Without any clear cut answers, all he could manage to do in his hurt was make the connection that his two sons’ had been with the same woman (Tamar) prior their death. As a result, he erroneously blamed her for their deaths and shamed her by sending her away! His pain turned Tamar into a monster! Here is what we can learn from this:
No lasting decision should be made when we are hot, hurt, and emotional
Pain leads us to think the worst about people
Hurt people end up hurting other people (especially the ones closest to them)
Pain turns coincidence into root cause
James Whitcomb Riley famously said ‘When I see a bird that walks like a duck and swims like a duck and quacks like a duck, I call that bird a duck’. While deductive reasoning is powerful, it can lead to the wrong conclusion if the base assumption behind the reasoning is wrong.
For example, the assumption we are making about James Riley is that he has studied birds and that he knows exactly what a duck walks like, swims like, and quacks like.

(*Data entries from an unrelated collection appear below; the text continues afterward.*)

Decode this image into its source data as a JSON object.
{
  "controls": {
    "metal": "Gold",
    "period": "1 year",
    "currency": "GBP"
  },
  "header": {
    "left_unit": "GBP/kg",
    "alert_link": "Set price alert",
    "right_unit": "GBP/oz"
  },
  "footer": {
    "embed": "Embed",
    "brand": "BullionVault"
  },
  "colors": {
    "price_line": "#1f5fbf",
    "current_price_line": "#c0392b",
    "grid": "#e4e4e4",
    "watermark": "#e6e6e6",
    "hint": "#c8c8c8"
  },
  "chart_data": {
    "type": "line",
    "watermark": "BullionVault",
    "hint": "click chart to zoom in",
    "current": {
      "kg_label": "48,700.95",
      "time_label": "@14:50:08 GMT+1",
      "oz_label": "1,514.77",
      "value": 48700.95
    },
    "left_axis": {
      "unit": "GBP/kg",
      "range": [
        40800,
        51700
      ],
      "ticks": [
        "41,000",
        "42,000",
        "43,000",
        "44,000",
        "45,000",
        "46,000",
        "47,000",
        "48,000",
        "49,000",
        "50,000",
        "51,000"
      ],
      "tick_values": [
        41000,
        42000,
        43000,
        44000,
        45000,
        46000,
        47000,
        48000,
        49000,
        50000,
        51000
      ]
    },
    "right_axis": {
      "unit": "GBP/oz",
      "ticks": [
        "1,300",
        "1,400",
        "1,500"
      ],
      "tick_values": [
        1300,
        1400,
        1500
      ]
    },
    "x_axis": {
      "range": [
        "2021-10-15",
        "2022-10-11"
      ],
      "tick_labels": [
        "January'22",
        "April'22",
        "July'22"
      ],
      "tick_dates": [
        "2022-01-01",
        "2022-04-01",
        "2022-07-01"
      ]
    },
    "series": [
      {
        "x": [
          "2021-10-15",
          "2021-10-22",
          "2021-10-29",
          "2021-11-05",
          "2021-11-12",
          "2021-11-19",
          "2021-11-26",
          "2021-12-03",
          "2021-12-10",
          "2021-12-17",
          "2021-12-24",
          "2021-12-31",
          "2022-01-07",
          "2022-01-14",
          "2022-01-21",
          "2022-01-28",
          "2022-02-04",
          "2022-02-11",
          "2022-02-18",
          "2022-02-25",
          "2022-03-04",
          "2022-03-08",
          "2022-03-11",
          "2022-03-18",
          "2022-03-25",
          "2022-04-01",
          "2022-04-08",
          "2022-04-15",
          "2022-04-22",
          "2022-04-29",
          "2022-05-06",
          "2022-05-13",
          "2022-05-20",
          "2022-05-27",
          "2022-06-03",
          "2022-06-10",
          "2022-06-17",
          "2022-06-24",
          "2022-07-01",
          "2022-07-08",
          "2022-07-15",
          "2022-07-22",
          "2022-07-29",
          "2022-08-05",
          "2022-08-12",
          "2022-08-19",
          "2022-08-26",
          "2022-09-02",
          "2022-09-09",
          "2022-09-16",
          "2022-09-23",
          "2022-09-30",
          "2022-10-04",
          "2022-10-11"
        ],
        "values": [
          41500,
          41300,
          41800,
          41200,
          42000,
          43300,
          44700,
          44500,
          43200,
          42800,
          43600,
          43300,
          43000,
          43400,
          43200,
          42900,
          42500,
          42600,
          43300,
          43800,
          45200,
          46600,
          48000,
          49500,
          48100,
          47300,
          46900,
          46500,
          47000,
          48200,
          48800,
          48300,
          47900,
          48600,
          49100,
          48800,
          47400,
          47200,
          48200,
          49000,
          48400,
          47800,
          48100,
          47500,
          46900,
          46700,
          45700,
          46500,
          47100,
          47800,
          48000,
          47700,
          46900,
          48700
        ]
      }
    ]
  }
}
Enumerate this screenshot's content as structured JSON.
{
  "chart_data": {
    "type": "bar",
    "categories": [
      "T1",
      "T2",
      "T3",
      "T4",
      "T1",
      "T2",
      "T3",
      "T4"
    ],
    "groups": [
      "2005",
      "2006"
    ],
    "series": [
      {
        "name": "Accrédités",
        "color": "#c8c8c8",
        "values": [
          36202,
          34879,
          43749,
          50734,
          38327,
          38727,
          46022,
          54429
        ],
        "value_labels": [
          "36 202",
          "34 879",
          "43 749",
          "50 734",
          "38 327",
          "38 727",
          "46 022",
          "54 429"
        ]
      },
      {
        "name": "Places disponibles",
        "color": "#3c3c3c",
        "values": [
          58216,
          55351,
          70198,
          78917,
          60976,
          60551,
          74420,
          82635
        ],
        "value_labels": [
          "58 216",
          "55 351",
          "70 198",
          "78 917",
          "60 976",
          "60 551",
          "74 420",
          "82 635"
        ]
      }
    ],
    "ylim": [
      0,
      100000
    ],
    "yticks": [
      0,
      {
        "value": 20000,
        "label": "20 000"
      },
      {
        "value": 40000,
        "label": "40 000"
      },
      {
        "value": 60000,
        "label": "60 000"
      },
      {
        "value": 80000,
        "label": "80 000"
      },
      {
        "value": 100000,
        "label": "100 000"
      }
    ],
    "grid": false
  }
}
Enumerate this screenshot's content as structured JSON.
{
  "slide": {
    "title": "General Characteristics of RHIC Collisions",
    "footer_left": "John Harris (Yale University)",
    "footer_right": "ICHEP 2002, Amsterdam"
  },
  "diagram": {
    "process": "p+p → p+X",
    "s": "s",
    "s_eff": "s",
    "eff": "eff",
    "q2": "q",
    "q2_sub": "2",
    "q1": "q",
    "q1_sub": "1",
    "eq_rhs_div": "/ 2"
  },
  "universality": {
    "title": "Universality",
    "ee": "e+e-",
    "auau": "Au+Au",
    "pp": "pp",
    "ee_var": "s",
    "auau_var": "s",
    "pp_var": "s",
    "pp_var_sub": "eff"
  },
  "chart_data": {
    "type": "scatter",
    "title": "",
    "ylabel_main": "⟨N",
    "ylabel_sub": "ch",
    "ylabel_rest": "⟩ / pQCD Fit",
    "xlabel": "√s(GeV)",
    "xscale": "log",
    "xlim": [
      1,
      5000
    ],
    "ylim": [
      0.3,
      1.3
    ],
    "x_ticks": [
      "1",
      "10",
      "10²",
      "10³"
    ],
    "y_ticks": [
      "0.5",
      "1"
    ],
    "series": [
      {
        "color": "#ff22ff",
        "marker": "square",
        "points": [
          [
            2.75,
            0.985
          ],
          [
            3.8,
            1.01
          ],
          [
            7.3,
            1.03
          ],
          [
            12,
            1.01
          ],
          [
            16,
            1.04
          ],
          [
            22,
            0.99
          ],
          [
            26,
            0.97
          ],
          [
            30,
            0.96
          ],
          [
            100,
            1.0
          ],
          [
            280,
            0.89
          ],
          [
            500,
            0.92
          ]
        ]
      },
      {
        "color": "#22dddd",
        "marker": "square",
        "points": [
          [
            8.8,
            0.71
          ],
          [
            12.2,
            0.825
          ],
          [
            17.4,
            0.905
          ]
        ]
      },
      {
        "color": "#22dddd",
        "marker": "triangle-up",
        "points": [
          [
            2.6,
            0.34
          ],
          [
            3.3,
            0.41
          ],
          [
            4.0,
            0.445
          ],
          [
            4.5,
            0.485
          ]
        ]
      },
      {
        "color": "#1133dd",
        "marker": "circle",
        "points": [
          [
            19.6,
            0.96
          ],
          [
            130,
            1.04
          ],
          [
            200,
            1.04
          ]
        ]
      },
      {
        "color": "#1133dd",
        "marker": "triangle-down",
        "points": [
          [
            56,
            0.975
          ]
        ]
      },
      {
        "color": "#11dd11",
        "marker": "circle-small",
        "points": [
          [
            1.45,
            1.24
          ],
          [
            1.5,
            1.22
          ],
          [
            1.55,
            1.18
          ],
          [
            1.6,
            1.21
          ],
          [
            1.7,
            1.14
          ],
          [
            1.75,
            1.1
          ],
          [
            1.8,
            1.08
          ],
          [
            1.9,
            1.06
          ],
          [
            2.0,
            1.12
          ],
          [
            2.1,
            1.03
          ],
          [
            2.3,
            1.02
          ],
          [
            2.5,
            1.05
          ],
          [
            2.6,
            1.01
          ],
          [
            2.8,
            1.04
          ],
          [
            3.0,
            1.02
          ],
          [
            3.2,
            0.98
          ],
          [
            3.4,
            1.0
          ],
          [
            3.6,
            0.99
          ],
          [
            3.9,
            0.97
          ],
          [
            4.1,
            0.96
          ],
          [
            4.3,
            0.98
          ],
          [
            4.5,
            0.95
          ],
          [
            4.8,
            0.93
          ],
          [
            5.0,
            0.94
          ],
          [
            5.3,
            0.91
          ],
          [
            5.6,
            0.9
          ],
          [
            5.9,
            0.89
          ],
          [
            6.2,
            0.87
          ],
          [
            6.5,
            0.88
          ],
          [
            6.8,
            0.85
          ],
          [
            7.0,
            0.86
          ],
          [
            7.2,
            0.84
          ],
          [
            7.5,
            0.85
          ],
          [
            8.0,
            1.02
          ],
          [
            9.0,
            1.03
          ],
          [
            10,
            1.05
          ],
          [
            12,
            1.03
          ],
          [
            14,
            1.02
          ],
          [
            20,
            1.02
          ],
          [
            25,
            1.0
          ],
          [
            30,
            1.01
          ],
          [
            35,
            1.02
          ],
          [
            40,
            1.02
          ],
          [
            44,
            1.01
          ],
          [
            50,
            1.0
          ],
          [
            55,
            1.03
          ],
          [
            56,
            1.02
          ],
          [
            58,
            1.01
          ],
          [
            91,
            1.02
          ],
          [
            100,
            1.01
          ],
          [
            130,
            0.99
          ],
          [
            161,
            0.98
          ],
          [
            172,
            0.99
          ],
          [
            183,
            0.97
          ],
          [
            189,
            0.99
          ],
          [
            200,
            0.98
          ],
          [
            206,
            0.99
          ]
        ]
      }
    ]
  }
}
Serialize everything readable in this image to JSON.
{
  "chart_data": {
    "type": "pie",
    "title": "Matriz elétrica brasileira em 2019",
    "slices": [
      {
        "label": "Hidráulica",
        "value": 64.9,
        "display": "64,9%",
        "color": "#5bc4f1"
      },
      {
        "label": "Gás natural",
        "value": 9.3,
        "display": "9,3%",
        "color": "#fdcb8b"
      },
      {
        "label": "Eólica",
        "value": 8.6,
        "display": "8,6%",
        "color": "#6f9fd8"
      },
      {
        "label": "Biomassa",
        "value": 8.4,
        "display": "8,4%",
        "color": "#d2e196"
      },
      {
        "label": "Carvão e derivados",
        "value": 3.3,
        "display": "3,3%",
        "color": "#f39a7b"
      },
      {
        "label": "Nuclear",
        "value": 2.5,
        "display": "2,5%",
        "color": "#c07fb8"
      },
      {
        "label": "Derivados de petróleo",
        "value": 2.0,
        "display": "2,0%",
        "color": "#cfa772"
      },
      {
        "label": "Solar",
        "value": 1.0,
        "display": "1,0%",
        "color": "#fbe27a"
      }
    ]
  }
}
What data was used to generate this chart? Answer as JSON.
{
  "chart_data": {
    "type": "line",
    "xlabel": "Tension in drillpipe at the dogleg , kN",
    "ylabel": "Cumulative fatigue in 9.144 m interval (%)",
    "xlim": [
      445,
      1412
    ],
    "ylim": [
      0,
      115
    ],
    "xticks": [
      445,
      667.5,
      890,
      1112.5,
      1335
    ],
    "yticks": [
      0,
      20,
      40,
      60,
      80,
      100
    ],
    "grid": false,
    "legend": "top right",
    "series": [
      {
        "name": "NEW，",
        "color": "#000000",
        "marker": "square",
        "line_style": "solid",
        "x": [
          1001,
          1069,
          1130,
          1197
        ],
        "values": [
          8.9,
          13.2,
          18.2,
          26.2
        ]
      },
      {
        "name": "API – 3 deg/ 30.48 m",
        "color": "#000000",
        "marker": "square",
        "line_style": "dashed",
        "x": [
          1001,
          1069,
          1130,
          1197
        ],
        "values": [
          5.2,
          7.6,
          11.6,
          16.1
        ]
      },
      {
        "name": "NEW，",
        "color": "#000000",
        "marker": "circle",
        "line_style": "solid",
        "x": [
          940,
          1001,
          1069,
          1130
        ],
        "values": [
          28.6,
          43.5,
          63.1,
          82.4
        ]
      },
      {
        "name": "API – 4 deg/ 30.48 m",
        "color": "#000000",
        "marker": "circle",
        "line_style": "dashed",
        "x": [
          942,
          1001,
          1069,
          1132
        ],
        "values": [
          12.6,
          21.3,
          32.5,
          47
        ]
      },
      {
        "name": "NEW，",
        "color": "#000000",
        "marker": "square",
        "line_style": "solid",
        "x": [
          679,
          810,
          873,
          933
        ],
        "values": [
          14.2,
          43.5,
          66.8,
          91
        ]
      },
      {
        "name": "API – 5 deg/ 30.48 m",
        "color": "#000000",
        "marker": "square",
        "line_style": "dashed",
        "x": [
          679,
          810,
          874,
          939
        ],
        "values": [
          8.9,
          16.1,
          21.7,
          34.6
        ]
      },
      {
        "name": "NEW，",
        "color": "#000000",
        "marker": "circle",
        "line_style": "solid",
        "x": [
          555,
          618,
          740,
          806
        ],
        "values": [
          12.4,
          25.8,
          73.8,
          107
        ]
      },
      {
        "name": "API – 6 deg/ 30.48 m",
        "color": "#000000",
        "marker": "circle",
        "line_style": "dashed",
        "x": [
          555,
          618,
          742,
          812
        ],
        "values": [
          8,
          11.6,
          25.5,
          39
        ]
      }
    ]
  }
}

If he does not know exactly what a duck walks like nor knows exactly how a duck swims, then what he thought sounded like a duck may have been someone using a duck caller!
Back to the story, just because Tamar was the wife of both of Judah’s son’s when they died does not mean she caused the deaths. What did Judah think – that Tamar had some sin that held her responsible for his son’s death? Hmm!
Here are some things to consider prior to assigning a root cause when dealing with pain:
Just because something is factual does not mean it is truthful.
Logic will always lead to the wrong assumption if the starting assumption behind the logic is not true
Correlations does NOT prove causation
Fear always leads to deceitfulness
Judah was afraid for the life of his third son. As a result, he lied to Tamar about his intentions to give him to her in marriage. I am sure Judah justified his deceitfulness by convincing himself that what he was doing was what any other parent would do. He was trying to protect his son, right? Wrong!
In truth, all he was doing was trying to protect himself from the pain of losing another son. He never asked his son what he wanted, even after his son had grown up. In truth, his actions were ‘self’ motivated; what he was trying to do was protect himself – not his son.
Unfortunately for him, what he did not know was that he was protecting himself from the wrong problem. The problem was not Tamar, but was the unrighteousness of his sons. But fear blinded all of that away and led him to make a promise to Tamar that he never had any intentions of keeping.
A person who cannot keep his/her promise is a person who is looking out for his/her own self-interest
A person who cannot seem to tell the truth is a person who is fearful. Get to the source of the fear and deal with it, and you would have dealt with the habit of lying
Fear leads to having double-standards
Judah’s response of ‘bring her out and let her be burned’ when he was told of Tamar’s immorality smacks of having double-standards. While he was perfectly okay with his unrighteousness, her unrighteousness deserved nothing short of death. ‘How dare she shame me like this’, he must have thought to himself! He forgot about the time he had shamed her by sending her away from his house and from her family!
This attitude of ‘burn her for what she did, but never mind what I did’ is rampant in people living with fear. Why? It is because fear loves to the take the focus off itself and put it on other things. Fear loves to remain hidden and will out forward any distraction so it is not discovered. It loves to quickly point the finger of blame without ever finding fault.
A person living in fear considers others only for as long as it benefits them
Fearfulness will always lead to selfishness; selfishness will always lead to broken relationships
Has pain and fear caused you to become someone you are not? If this is you, there is freedom in God today. Refuse to allow pain and hurt to control your life today. Instead give it to Jesus – the one who took away all our pains and fear and made freedom and love available to you – and allow His Spirit to control your life through His word.